Do One Thing Today
At some point or another, the familiar environment of traditional school learning falls away from your life. I imagine it can range to almost any age or level of schooling, but I would posit that it happens to basically everyone. For me, it happened when I graduated from college and was no longer in an environment directed towards learning, but for some it gets more complicated. This is an idea that I've been working on mentally since before I left college and I was spurred on to write this post when I read a friend of mine's latest post on his own blog, titled "Since We Last Spoke". Ethan Robertson and I have known each other for a long time - having gone to the same middle school, high school, and college - and he's now in graduate school in Wuhan China, where he started his blog Wuhan Thinking. His latest post talked about the struggle he's had motivating himself to learn under a different, less directed style of learning environment which is something I relate to, though I can imagine that being in a graduate program is tough enough even when it isn't in a different country.
I do relate in the sense that there is no one governing my learning process anymore. One thing that I knew I wanted to do when I graduated was to keep learning, but it's difficult when going to classes doesn't constitute any part of your daily tasks. My resolution was to read more and go back through text books from classes I enjoyed that I felt I could get more out of. As you might expect, this is more difficult than it sounds. Learning is not always an easy thing to do, but I find teaching myself things and learning on my own is far more rewarding because of the fact that I'm dictating the process. To this end, my goal everyday is to do one thing to learn something and get better.
Somewhere I heard someone say it: "get better today," or something along those lines and it is similar to what my high school football coach would say probably 3 times per practice, "you either get better or worse, you never stay the same." While the phrasing may have its flaws, the core meaning of these kinds of statements never resonated with me as much until I was the one directing my own development and now, much to my own chagrin, they have worked their way into my own philosophy.
My definition of learning is maybe broader than it should be, I include any kind of betterment into the idea now with the rationalization that if I do at least one thing to get better, I'll probably want to do more. Whether its running, lifting, drum exercises, or a more academic form of betterment, they all play a critical role - and I would say an interdependent one - in my personal progression. Most recently, I have been doing what I consider to be a study of Tolkien writings: I started with The Hobbit and worked my way through The Lord of The Rings trilogy and am now making my way through the appendices and the Silmarillion before finally coming to the translation of Beowulf that Tolkien did along with some of his notes on it from his time at Cambridge - my excitement for that part of my journey cannot be described.
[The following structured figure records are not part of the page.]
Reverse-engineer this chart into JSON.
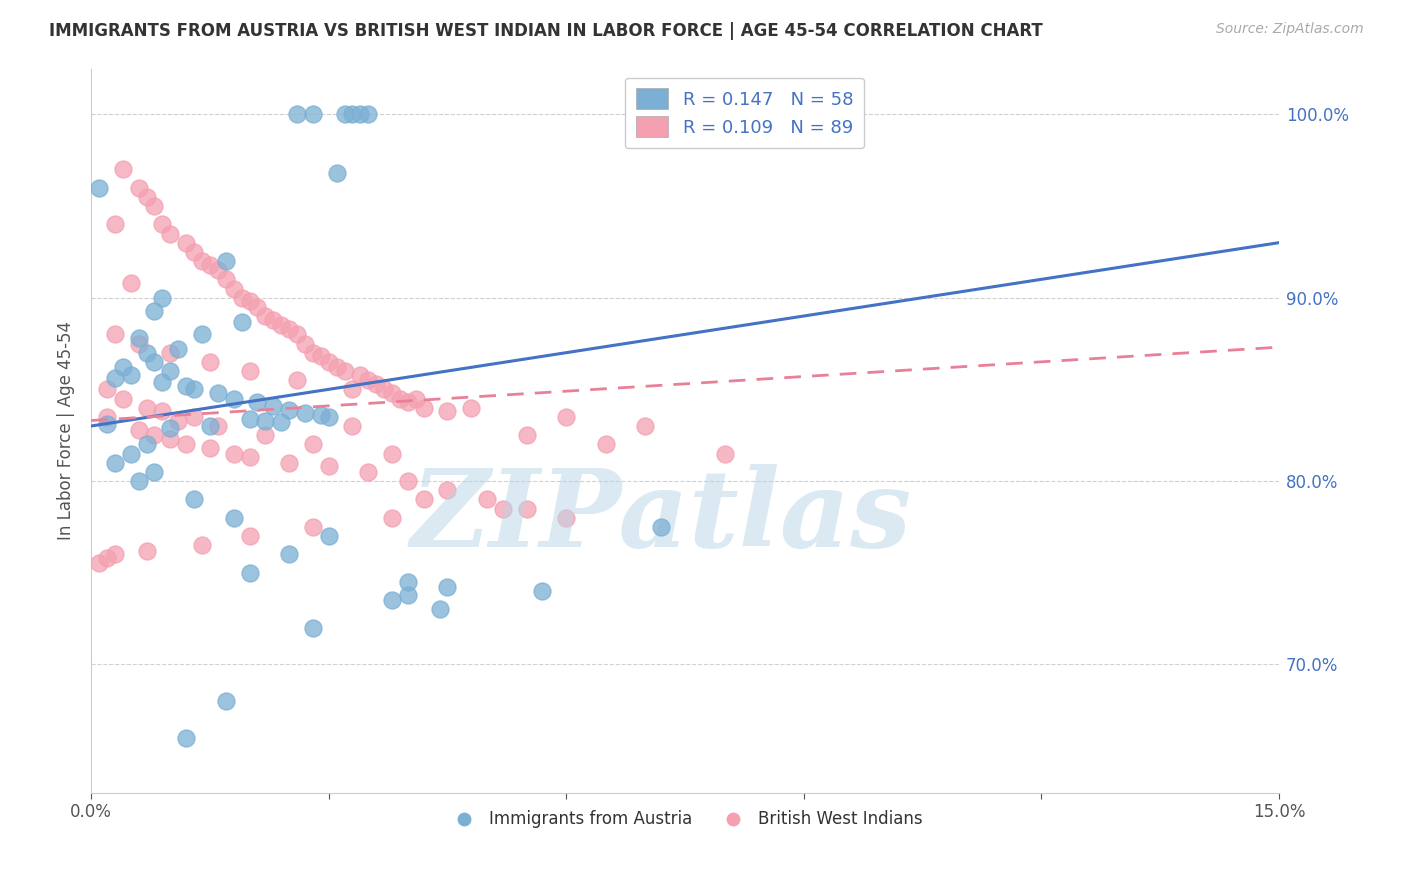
{
  "title": "IMMIGRANTS FROM AUSTRIA VS BRITISH WEST INDIAN IN LABOR FORCE | AGE 45-54 CORRELATION CHART",
  "source": "Source: ZipAtlas.com",
  "ylabel": "In Labor Force | Age 45-54",
  "xlim": [
    0.0,
    0.15
  ],
  "ylim": [
    0.63,
    1.025
  ],
  "x_tick_positions": [
    0.0,
    0.03,
    0.06,
    0.09,
    0.12,
    0.15
  ],
  "x_tick_labels": [
    "0.0%",
    "",
    "",
    "",
    "",
    "15.0%"
  ],
  "y_tick_positions": [
    0.7,
    0.8,
    0.9,
    1.0
  ],
  "y_tick_labels": [
    "70.0%",
    "80.0%",
    "90.0%",
    "100.0%"
  ],
  "legend_blue_label": "R = 0.147   N = 58",
  "legend_pink_label": "R = 0.109   N = 89",
  "legend_bottom_blue": "Immigrants from Austria",
  "legend_bottom_pink": "British West Indians",
  "blue_color": "#7BAFD4",
  "pink_color": "#F4A0B0",
  "blue_line_color": "#4472C4",
  "pink_line_color": "#E88098",
  "watermark": "ZIPatlas",
  "blue_trend_x0": 0.0,
  "blue_trend_y0": 0.83,
  "blue_trend_x1": 0.15,
  "blue_trend_y1": 0.93,
  "pink_trend_x0": 0.0,
  "pink_trend_y0": 0.833,
  "pink_trend_x1": 0.15,
  "pink_trend_y1": 0.873,
  "austria_x": [
    0.026,
    0.028,
    0.033,
    0.034,
    0.032,
    0.035,
    0.001,
    0.031,
    0.017,
    0.009,
    0.008,
    0.019,
    0.014,
    0.006,
    0.011,
    0.007,
    0.008,
    0.004,
    0.01,
    0.005,
    0.003,
    0.009,
    0.012,
    0.013,
    0.016,
    0.018,
    0.021,
    0.023,
    0.025,
    0.027,
    0.029,
    0.03,
    0.02,
    0.022,
    0.024,
    0.002,
    0.015,
    0.01,
    0.007,
    0.005,
    0.003,
    0.008,
    0.006,
    0.013,
    0.018,
    0.03,
    0.025,
    0.02,
    0.04,
    0.045,
    0.057,
    0.04,
    0.072,
    0.038,
    0.044,
    0.028,
    0.017,
    0.012
  ],
  "austria_y": [
    1.0,
    1.0,
    1.0,
    1.0,
    1.0,
    1.0,
    0.96,
    0.968,
    0.92,
    0.9,
    0.893,
    0.887,
    0.88,
    0.878,
    0.872,
    0.87,
    0.865,
    0.862,
    0.86,
    0.858,
    0.856,
    0.854,
    0.852,
    0.85,
    0.848,
    0.845,
    0.843,
    0.841,
    0.839,
    0.837,
    0.836,
    0.835,
    0.834,
    0.833,
    0.832,
    0.831,
    0.83,
    0.829,
    0.82,
    0.815,
    0.81,
    0.805,
    0.8,
    0.79,
    0.78,
    0.77,
    0.76,
    0.75,
    0.745,
    0.742,
    0.74,
    0.738,
    0.775,
    0.735,
    0.73,
    0.72,
    0.68,
    0.66
  ],
  "bwi_x": [
    0.004,
    0.006,
    0.007,
    0.008,
    0.009,
    0.003,
    0.01,
    0.012,
    0.013,
    0.014,
    0.015,
    0.016,
    0.017,
    0.005,
    0.018,
    0.019,
    0.02,
    0.021,
    0.022,
    0.023,
    0.024,
    0.025,
    0.026,
    0.027,
    0.028,
    0.029,
    0.03,
    0.031,
    0.032,
    0.034,
    0.035,
    0.036,
    0.037,
    0.038,
    0.039,
    0.04,
    0.042,
    0.045,
    0.002,
    0.011,
    0.033,
    0.006,
    0.008,
    0.01,
    0.012,
    0.015,
    0.018,
    0.02,
    0.025,
    0.03,
    0.035,
    0.04,
    0.045,
    0.05,
    0.055,
    0.06,
    0.002,
    0.004,
    0.007,
    0.009,
    0.013,
    0.016,
    0.022,
    0.028,
    0.038,
    0.003,
    0.006,
    0.01,
    0.015,
    0.02,
    0.026,
    0.033,
    0.041,
    0.048,
    0.06,
    0.07,
    0.055,
    0.065,
    0.08,
    0.042,
    0.052,
    0.038,
    0.028,
    0.02,
    0.014,
    0.007,
    0.003,
    0.002,
    0.001
  ],
  "bwi_y": [
    0.97,
    0.96,
    0.955,
    0.95,
    0.94,
    0.94,
    0.935,
    0.93,
    0.925,
    0.92,
    0.918,
    0.915,
    0.91,
    0.908,
    0.905,
    0.9,
    0.898,
    0.895,
    0.89,
    0.888,
    0.885,
    0.883,
    0.88,
    0.875,
    0.87,
    0.868,
    0.865,
    0.862,
    0.86,
    0.858,
    0.855,
    0.853,
    0.85,
    0.848,
    0.845,
    0.843,
    0.84,
    0.838,
    0.835,
    0.833,
    0.83,
    0.828,
    0.825,
    0.823,
    0.82,
    0.818,
    0.815,
    0.813,
    0.81,
    0.808,
    0.805,
    0.8,
    0.795,
    0.79,
    0.785,
    0.78,
    0.85,
    0.845,
    0.84,
    0.838,
    0.835,
    0.83,
    0.825,
    0.82,
    0.815,
    0.88,
    0.875,
    0.87,
    0.865,
    0.86,
    0.855,
    0.85,
    0.845,
    0.84,
    0.835,
    0.83,
    0.825,
    0.82,
    0.815,
    0.79,
    0.785,
    0.78,
    0.775,
    0.77,
    0.765,
    0.762,
    0.76,
    0.758,
    0.755
  ]
}
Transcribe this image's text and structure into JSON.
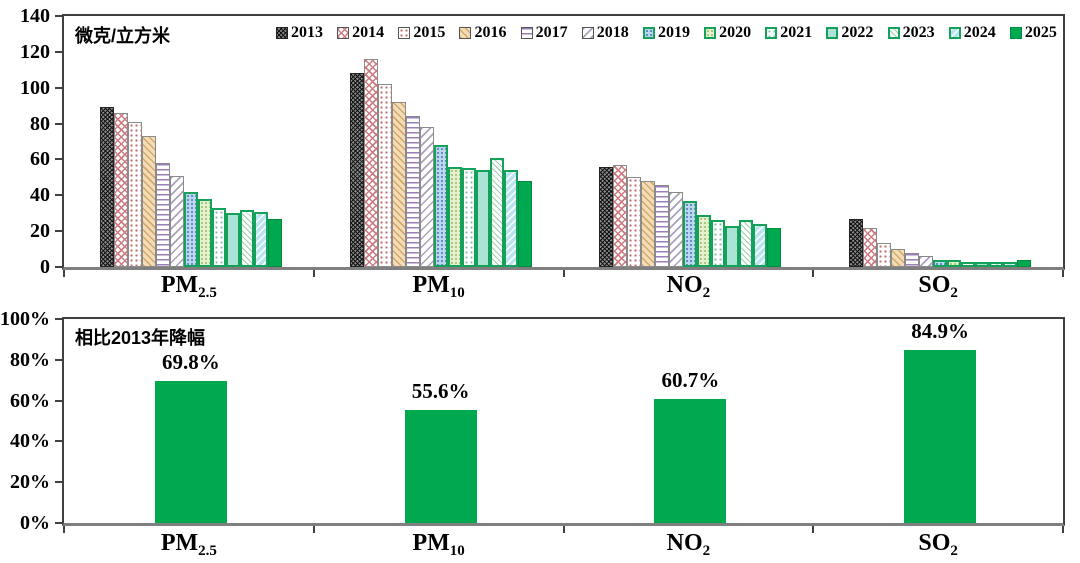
{
  "chart_data": [
    {
      "type": "bar",
      "unit_label": "微克/立方米",
      "ylim": [
        0,
        140
      ],
      "yticks": [
        0,
        20,
        40,
        60,
        80,
        100,
        120,
        140
      ],
      "grid": false,
      "legend_position": "top-inside",
      "categories": [
        {
          "label": "PM",
          "sub": "2.5"
        },
        {
          "label": "PM",
          "sub": "10"
        },
        {
          "label": "NO",
          "sub": "2"
        },
        {
          "label": "SO",
          "sub": "2"
        }
      ],
      "series": [
        {
          "name": "2013",
          "pattern": "dark-gray-crosshatch",
          "values": [
            89.5,
            108,
            56,
            26.5
          ]
        },
        {
          "name": "2014",
          "pattern": "pink-crosshatch",
          "values": [
            86,
            116,
            57,
            22
          ]
        },
        {
          "name": "2015",
          "pattern": "white-red-dots",
          "values": [
            80.6,
            102,
            50,
            13.5
          ]
        },
        {
          "name": "2016",
          "pattern": "tan-diagonal",
          "values": [
            73,
            92,
            48,
            10
          ]
        },
        {
          "name": "2017",
          "pattern": "purple-horizontal",
          "values": [
            58,
            84,
            46,
            8
          ]
        },
        {
          "name": "2018",
          "pattern": "gray-diagonal",
          "values": [
            51,
            78,
            42,
            6
          ]
        },
        {
          "name": "2019",
          "pattern": "blue-dots",
          "values": [
            42,
            68,
            37,
            4
          ]
        },
        {
          "name": "2020",
          "pattern": "lightgreen-dots",
          "values": [
            38,
            56,
            29,
            4
          ]
        },
        {
          "name": "2021",
          "pattern": "white-green-dots",
          "values": [
            33,
            55,
            26,
            3
          ]
        },
        {
          "name": "2022",
          "pattern": "teal-solid",
          "values": [
            30,
            54,
            23,
            3
          ]
        },
        {
          "name": "2023",
          "pattern": "white-green-hatch",
          "values": [
            32,
            61,
            26,
            3
          ]
        },
        {
          "name": "2024",
          "pattern": "cyan-diagonal",
          "values": [
            30.5,
            54,
            24,
            3
          ]
        },
        {
          "name": "2025",
          "pattern": "solid-green",
          "values": [
            27,
            48,
            22,
            4
          ]
        }
      ]
    },
    {
      "type": "bar",
      "title": "相比2013年降幅",
      "ylim": [
        0,
        100
      ],
      "ytick_labels": [
        "0%",
        "20%",
        "40%",
        "60%",
        "80%",
        "100%"
      ],
      "yticks": [
        0,
        20,
        40,
        60,
        80,
        100
      ],
      "grid": false,
      "bar_color": "#00a950",
      "categories": [
        {
          "label": "PM",
          "sub": "2.5"
        },
        {
          "label": "PM",
          "sub": "10"
        },
        {
          "label": "NO",
          "sub": "2"
        },
        {
          "label": "SO",
          "sub": "2"
        }
      ],
      "values": [
        69.8,
        55.6,
        60.7,
        84.9
      ],
      "value_labels": [
        "69.8%",
        "55.6%",
        "60.7%",
        "84.9%"
      ]
    }
  ]
}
Coming back to Ethan's post, he talks about evolving as a person being the best thing you can do for yourself but that, "change is often accompanied by many stressful nights laying in bed wondering what exactly I have gotten myself into." I've definitely found myself asking the same questions, especially in the past few months, but I think if I wasn't asking the questions, it would be a more concerning situation. Complacency scares me more than doing something stupid. To reference another football coach's saying, if you don't know what you're supposed to do, fire off the ball at 100 miles per hour and hit somebody; you can only be so wrong. While I'm not literally hitting people, the sentiment remains that you just have to do something. Do one thing and more will fall into place.